Are you young, eager, over-educated, underemployed, desperate to gain a toe-hold in the wonderful world of work? Are you at the end of your rope?

If this sounds like you, then look no further. We at The Ritual Abuse Corporation – one of the largest private employment agencies in the world – want to meet you. Our inboxes are on fire thanks the steadily rising number of our clients who are searching for someone just like you; someone who will fill a short-term, unpaid internship and whistle a happy tune whilst doing it. “Thank you mother,” you’ll croon, “may I have another?”

You must have heard about this. It’s all the rage in the post-apocalyptic, financially melted global economy.

According to an article a in the Daily Mail, out of the UK, a couple years back, “Firms across the country are increasingly relying on unpaid interns in a bid to cut costs in a tough economic climate, according to a new study. Bosses in the design and digital industry expect more work for less money, leading to fewer permanent staff members and more unpaid interns, according to think tank the Institute for Public Policy Research, which carried out a survey of 500 agency workers.”

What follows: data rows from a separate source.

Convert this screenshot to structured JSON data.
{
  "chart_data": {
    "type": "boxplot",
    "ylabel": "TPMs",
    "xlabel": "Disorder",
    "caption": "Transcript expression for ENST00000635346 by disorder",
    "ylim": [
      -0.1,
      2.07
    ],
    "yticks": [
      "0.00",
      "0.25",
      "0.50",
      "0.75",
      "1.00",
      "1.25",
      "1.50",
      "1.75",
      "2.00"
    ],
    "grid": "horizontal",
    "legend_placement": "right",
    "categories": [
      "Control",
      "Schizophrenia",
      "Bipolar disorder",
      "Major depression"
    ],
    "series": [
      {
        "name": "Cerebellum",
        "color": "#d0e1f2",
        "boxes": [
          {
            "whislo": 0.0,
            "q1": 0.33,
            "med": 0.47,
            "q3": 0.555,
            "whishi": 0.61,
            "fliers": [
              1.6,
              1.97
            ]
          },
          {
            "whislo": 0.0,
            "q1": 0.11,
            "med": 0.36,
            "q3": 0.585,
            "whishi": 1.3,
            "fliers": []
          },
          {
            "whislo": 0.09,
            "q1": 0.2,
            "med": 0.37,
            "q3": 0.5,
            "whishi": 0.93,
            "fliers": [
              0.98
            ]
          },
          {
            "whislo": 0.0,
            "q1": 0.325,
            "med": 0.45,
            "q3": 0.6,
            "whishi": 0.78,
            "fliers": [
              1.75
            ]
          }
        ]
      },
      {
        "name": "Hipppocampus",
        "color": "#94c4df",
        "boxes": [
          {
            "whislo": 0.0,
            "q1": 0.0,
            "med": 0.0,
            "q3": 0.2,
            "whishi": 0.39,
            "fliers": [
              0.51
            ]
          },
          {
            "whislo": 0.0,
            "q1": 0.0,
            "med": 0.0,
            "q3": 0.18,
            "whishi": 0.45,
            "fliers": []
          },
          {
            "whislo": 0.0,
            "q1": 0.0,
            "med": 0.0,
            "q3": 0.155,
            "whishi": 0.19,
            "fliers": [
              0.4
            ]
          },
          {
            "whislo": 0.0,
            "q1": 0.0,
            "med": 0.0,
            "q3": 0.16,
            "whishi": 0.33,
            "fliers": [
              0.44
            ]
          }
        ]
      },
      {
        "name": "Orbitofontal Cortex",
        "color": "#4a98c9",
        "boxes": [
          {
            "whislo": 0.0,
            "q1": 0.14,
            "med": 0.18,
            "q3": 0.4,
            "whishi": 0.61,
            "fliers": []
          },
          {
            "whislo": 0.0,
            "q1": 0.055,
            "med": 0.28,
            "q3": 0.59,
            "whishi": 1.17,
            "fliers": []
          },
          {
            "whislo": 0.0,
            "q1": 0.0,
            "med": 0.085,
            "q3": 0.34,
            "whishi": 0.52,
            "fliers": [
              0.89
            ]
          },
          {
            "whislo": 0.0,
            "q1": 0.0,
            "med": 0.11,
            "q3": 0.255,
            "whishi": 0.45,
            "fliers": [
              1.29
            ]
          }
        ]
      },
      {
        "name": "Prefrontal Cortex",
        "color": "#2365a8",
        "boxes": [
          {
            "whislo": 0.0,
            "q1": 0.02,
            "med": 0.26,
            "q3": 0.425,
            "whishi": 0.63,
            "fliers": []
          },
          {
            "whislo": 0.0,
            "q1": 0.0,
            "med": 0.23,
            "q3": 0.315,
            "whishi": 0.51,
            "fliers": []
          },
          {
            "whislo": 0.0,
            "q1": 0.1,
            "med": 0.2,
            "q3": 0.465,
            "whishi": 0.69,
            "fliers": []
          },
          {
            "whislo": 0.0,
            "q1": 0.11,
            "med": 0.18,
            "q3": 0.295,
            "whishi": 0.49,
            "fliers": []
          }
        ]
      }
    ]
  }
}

More recently, Susan Adams, a staff writer at Forbes, observed, “As the ranks of the unemployed have swelled and the surplus of jobless college students and grads has grown, increasing numbers of people young and old have been signing on for unpaid internships, wanting to make contacts and accumulate résumé lines that can help them get paying work.”

Indeed, it’s a win-win for everybody – a joyful alliance between probity and exigency. Think of the opportunities that await you.

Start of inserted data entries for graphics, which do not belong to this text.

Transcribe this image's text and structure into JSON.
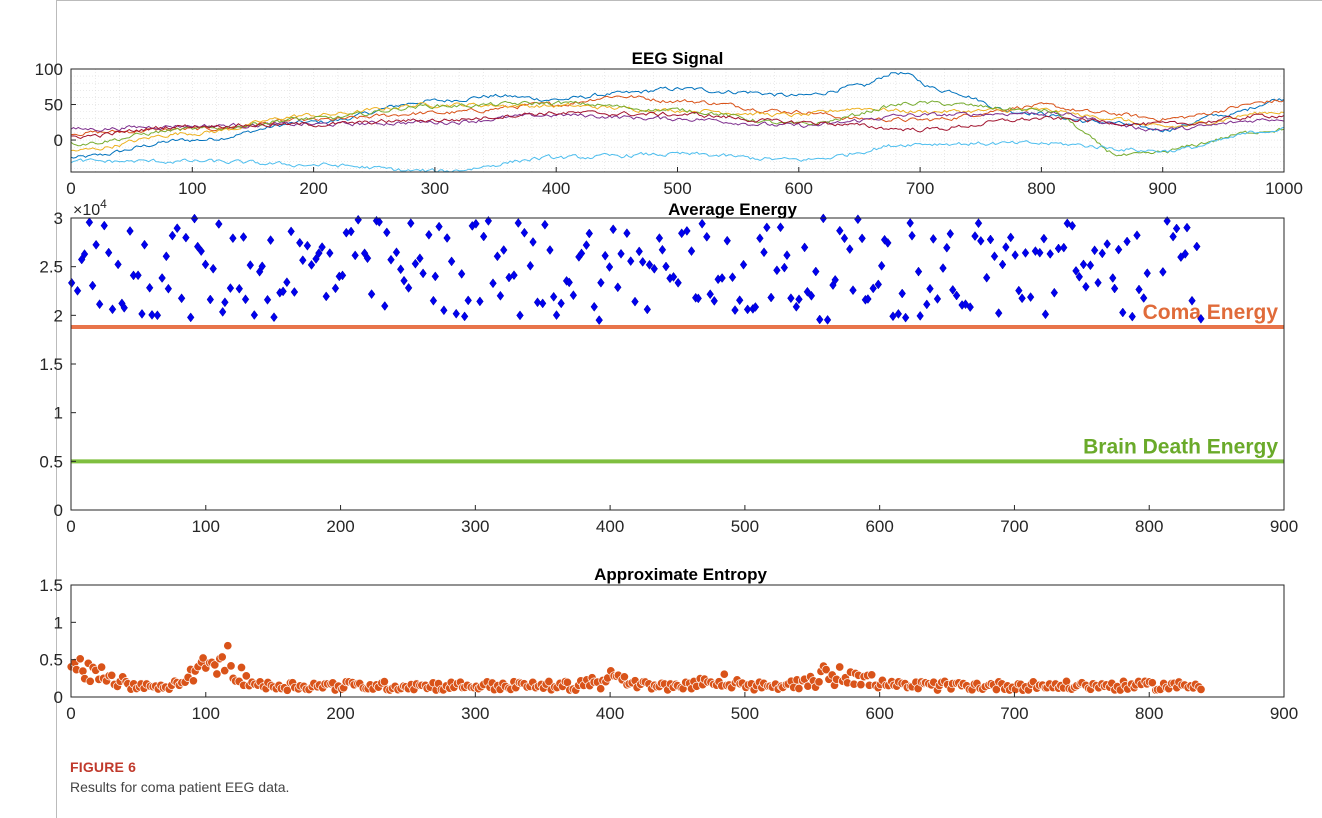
{
  "figure": {
    "label": "FIGURE 6",
    "caption": "Results for coma patient EEG data."
  },
  "chart_data": [
    {
      "type": "line",
      "title": "EEG Signal",
      "xlim": [
        0,
        1000
      ],
      "ylim": [
        -45,
        100
      ],
      "xticks": [
        0,
        100,
        200,
        300,
        400,
        500,
        600,
        700,
        800,
        900,
        1000
      ],
      "yticks": [
        0,
        50,
        100
      ],
      "grid": true,
      "series": [
        {
          "color": "#0072BD",
          "x": [
            0,
            100,
            200,
            300,
            350,
            400,
            450,
            500,
            550,
            600,
            650,
            680,
            720,
            780,
            850,
            900,
            950,
            1000
          ],
          "y": [
            -25,
            0,
            25,
            55,
            62,
            57,
            65,
            72,
            68,
            62,
            75,
            95,
            70,
            40,
            25,
            15,
            35,
            58
          ]
        },
        {
          "color": "#D95319",
          "x": [
            0,
            100,
            200,
            300,
            400,
            450,
            500,
            600,
            650,
            700,
            800,
            850,
            900,
            1000
          ],
          "y": [
            10,
            15,
            28,
            38,
            50,
            62,
            55,
            40,
            30,
            28,
            48,
            38,
            30,
            55
          ]
        },
        {
          "color": "#EDB120",
          "x": [
            0,
            100,
            200,
            300,
            400,
            500,
            600,
            650,
            700,
            800,
            850,
            900,
            1000
          ],
          "y": [
            -15,
            10,
            35,
            50,
            48,
            42,
            35,
            45,
            40,
            42,
            32,
            18,
            40
          ]
        },
        {
          "color": "#7E2F8E",
          "x": [
            0,
            100,
            200,
            300,
            400,
            500,
            600,
            700,
            800,
            900,
            1000
          ],
          "y": [
            15,
            20,
            22,
            25,
            35,
            30,
            20,
            35,
            38,
            15,
            30
          ]
        },
        {
          "color": "#77AC30",
          "x": [
            0,
            100,
            200,
            300,
            400,
            500,
            600,
            700,
            800,
            870,
            1000
          ],
          "y": [
            -5,
            15,
            30,
            48,
            52,
            42,
            22,
            52,
            42,
            -22,
            15
          ]
        },
        {
          "color": "#4DBEEE",
          "x": [
            0,
            100,
            200,
            300,
            400,
            500,
            600,
            700,
            800,
            900,
            1000
          ],
          "y": [
            -30,
            -30,
            -35,
            -44,
            -25,
            -20,
            -28,
            -5,
            -5,
            -15,
            15
          ]
        },
        {
          "color": "#A2142F",
          "x": [
            0,
            100,
            200,
            300,
            400,
            500,
            600,
            700,
            800,
            900,
            1000
          ],
          "y": [
            5,
            20,
            22,
            28,
            38,
            36,
            25,
            15,
            30,
            22,
            35
          ]
        }
      ]
    },
    {
      "type": "scatter",
      "title": "Average Energy",
      "xlim": [
        0,
        900
      ],
      "ylim": [
        0,
        30000
      ],
      "xticks": [
        0,
        100,
        200,
        300,
        400,
        500,
        600,
        700,
        800,
        900
      ],
      "yticks": [
        0,
        0.5,
        1,
        1.5,
        2,
        2.5,
        3
      ],
      "y_exponent_label": "×10",
      "y_exponent": "4",
      "marker": "diamond",
      "marker_color": "#0000EE",
      "n_points": 840,
      "value_range": [
        19500,
        30000
      ],
      "reference_lines": [
        {
          "label": "Coma Energy",
          "value": 18800,
          "color": "#E8744A",
          "text_color": "#E06B3A"
        },
        {
          "label": "Brain Death Energy",
          "value": 5000,
          "color": "#7FBF3F",
          "text_color": "#6AAA2A"
        }
      ]
    },
    {
      "type": "scatter",
      "title": "Approximate Entropy",
      "xlim": [
        0,
        900
      ],
      "ylim": [
        0,
        1.5
      ],
      "xticks": [
        0,
        100,
        200,
        300,
        400,
        500,
        600,
        700,
        800,
        900
      ],
      "yticks": [
        0,
        0.5,
        1,
        1.5
      ],
      "marker": "circle",
      "marker_color": "#D95319",
      "n_points": 840,
      "baseline": 0.15,
      "peaks": [
        {
          "x": 10,
          "y": 0.55
        },
        {
          "x": 100,
          "y": 0.55
        },
        {
          "x": 115,
          "y": 0.52
        },
        {
          "x": 400,
          "y": 0.38
        },
        {
          "x": 480,
          "y": 0.32
        },
        {
          "x": 555,
          "y": 0.38
        },
        {
          "x": 580,
          "y": 0.4
        }
      ]
    }
  ]
}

As an unpaid intern, everything is within your job description. On any given day, you might find yourself slinging coffee. When your bosses (a group which comprises just about everyone else in the organization) spill said coffee, you’ll be dispatched to clean up the mess. Think of the contacts you’ll make. Imagine the résumé lines you’ll be able to accumulate.

Of course, your employer also benefits from not having to book your wages and benefits (because, officially, there are none). That means it gets to keep its hard-earned cash in the bank where it’s been sitting for years.

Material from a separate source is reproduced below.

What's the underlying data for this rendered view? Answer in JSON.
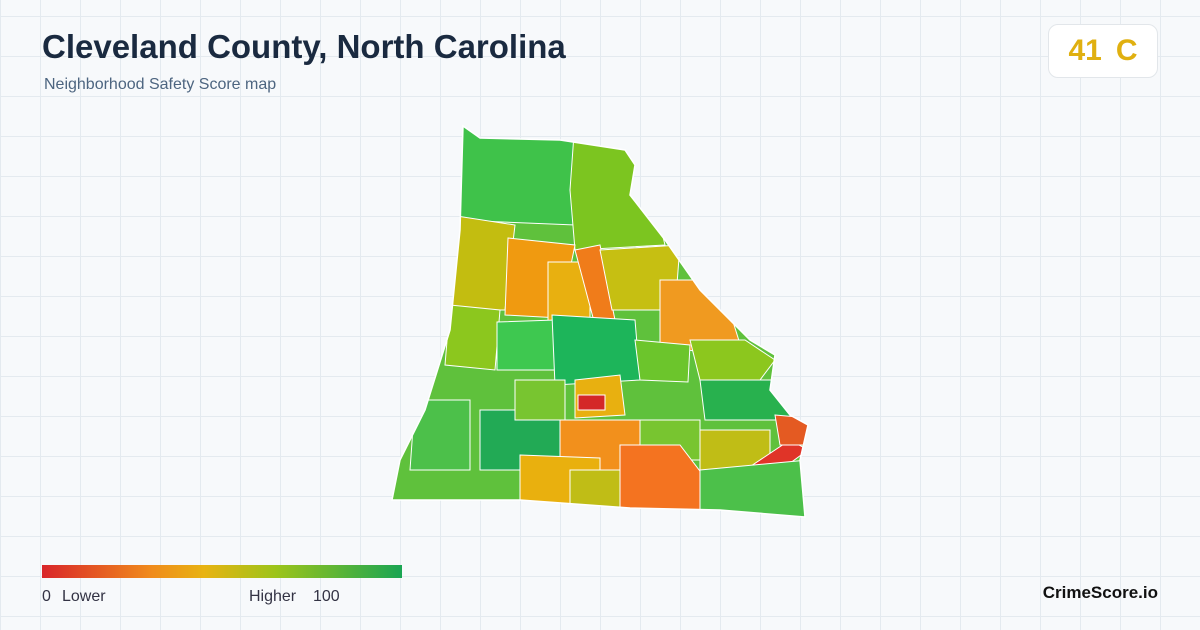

That’s important, especially when you consider the natural oder of the universe, neatly summarized in a CNN Money piece late last year: “Just four years after the worst shock to the economy since the Great Depression, U.S. corporate profits are stronger than ever. In the third quarter, corporate earnings were $1.75 trillion, up 18.6 per cent from a year ago. . .That took after-tax profits to their greatest percentage of GDP in history. But the record profits come at the same time that workers’ wages have fallen to their lowest-ever share of GDP. ‘That’s how it works,’ said Robert Brusca, economist with FAO Research in New York, who said there is a natural tension between profits and the cost of labor. ‘If one gets bigger, the other gets smaller.’”

Still, you shouldn’t delay hitching up for the next available unpaid tour of duty. Storm clouds are gathering and pretty soon it may begin to rain on everyone’s parade. Consider one recent headline.

“Two former interns have filed complaints with government against Bell Mobility, alleging the telecom giant broke labour laws by not paying them for work they did for the company,” CBC News reported in June. ‘It felt like I was sitting in an office as an employee, doing regular work. It didn’t feel like a sort of training program,’ said Jainna Patel, 24, who was an unpaid intern with Bell for five weeks last year. ‘They just squeezed out of you every hour they could get and never showed any intent of paying.’”

In fact, that sounds very much like another species of unpaid labour that even we, at The Ritual Abuse Corporation, would never condone: entrepreneurship.